Service providers like DropBox or CTERA offer to replicate the data from a NAS. Here is some typical marketing information I found on the CTERA site:

Before data is sent from the Cloud Attached Storage appliance to its online backup destination, it is encrypted using 256-bit AES (Advanced Encryption Standard). This is a highly secure encryption algorithm, approved as safe enough for protecting U.S. government classified material, and widely used by banks.
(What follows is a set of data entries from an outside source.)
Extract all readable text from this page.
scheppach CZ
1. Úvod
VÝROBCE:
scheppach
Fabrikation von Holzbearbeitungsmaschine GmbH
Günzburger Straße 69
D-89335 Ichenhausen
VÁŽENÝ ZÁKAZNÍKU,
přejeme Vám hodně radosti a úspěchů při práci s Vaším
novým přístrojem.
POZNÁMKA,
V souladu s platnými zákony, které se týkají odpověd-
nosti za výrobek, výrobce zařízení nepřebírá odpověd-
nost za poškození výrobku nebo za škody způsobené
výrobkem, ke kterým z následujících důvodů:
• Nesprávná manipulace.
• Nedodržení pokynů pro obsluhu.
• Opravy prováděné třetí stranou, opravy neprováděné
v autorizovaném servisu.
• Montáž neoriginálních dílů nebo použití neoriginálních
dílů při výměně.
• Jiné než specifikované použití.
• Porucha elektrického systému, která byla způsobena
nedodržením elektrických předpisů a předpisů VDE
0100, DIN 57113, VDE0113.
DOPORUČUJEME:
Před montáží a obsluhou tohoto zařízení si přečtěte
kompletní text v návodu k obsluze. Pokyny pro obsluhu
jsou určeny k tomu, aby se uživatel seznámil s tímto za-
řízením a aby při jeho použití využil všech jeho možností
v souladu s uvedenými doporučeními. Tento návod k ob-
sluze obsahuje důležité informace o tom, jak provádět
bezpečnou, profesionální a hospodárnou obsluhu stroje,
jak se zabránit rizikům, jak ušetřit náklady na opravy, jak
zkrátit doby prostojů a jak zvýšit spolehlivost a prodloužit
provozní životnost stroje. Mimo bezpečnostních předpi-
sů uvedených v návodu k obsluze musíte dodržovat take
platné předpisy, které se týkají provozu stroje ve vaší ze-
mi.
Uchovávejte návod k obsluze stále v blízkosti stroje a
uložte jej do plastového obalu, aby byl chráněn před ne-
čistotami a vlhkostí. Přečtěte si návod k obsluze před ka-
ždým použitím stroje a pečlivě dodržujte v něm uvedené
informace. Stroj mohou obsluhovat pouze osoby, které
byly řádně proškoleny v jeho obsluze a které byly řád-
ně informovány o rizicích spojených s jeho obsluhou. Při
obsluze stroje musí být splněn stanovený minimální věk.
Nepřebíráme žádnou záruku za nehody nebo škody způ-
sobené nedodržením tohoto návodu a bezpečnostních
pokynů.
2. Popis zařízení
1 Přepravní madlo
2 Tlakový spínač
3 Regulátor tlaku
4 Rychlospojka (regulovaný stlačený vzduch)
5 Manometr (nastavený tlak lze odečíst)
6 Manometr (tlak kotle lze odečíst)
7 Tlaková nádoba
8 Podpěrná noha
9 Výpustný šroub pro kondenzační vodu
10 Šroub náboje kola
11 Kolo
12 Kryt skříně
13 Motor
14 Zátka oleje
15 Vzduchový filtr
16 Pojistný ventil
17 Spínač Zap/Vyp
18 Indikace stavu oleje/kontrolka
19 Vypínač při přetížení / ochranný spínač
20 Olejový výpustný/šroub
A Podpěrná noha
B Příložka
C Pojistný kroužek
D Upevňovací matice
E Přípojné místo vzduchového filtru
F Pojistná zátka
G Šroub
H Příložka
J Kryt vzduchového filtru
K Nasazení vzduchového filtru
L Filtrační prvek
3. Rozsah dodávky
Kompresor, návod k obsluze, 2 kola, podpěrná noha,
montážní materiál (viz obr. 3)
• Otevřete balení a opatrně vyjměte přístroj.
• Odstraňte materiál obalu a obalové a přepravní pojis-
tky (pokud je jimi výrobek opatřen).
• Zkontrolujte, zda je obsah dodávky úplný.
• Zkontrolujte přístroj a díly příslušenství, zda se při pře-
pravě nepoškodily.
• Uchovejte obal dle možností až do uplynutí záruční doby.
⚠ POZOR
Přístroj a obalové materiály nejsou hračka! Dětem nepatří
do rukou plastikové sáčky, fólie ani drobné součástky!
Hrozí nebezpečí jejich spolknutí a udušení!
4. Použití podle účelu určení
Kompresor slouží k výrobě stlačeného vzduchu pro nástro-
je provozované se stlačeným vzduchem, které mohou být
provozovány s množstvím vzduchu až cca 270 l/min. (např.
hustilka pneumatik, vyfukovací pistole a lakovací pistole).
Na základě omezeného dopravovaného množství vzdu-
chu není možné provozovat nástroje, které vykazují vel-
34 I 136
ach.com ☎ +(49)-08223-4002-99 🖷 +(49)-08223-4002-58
Highly secure? Very convincing. Oh, wait, do they mean widely used by the government agencies and banks that still get breached? I do not find this kind of vague industry reference very reassuring, but maybe I know too much. They also offer SSL for confidentiality in transmission and SHA-1 for data integrity. Nice to see standards.

Moving on, I noted their explanation of key management. After all, this is what really matters in the world of encryption when it comes to getting a secure service.

Passwords are required to access online backup versions of your data. You may choose between two options of passphrase protection:
* An automatically-generated key: This offers the ability to reset the key if it is forgotten.
* A personal passphrase: In this case, you choose a passphrase known only to you. While this offers an additional level of privacy, it also means that if the passphrase is forgotten, the protected data will not be retrievable at all.

The first option is not explained clearly. Many consumers probably will not realize that the ease of resetting a key is inversely related to the safety of their data in the cloud. How is the reset handled? I see the “additional level of privacy” in option two as really the baseline, not something extra. I would warn customers that using a reset option is below a baseline of privacy, like leaving their front door key under the mat.

A big question for the cloud provider is whether there is more risk in someone attacking the reset mechanism and compromising encrypted storage or if there is more risk in customers losing their keys. Helpdesk and support costs might typically be considered higher for more secure options. However, it seems to me that since they offer a backup service and not primary data access they should still encourage customers to lean away from any convenient reset options. Alternatively they could add support for change/access logging and alerting for data in the cloud.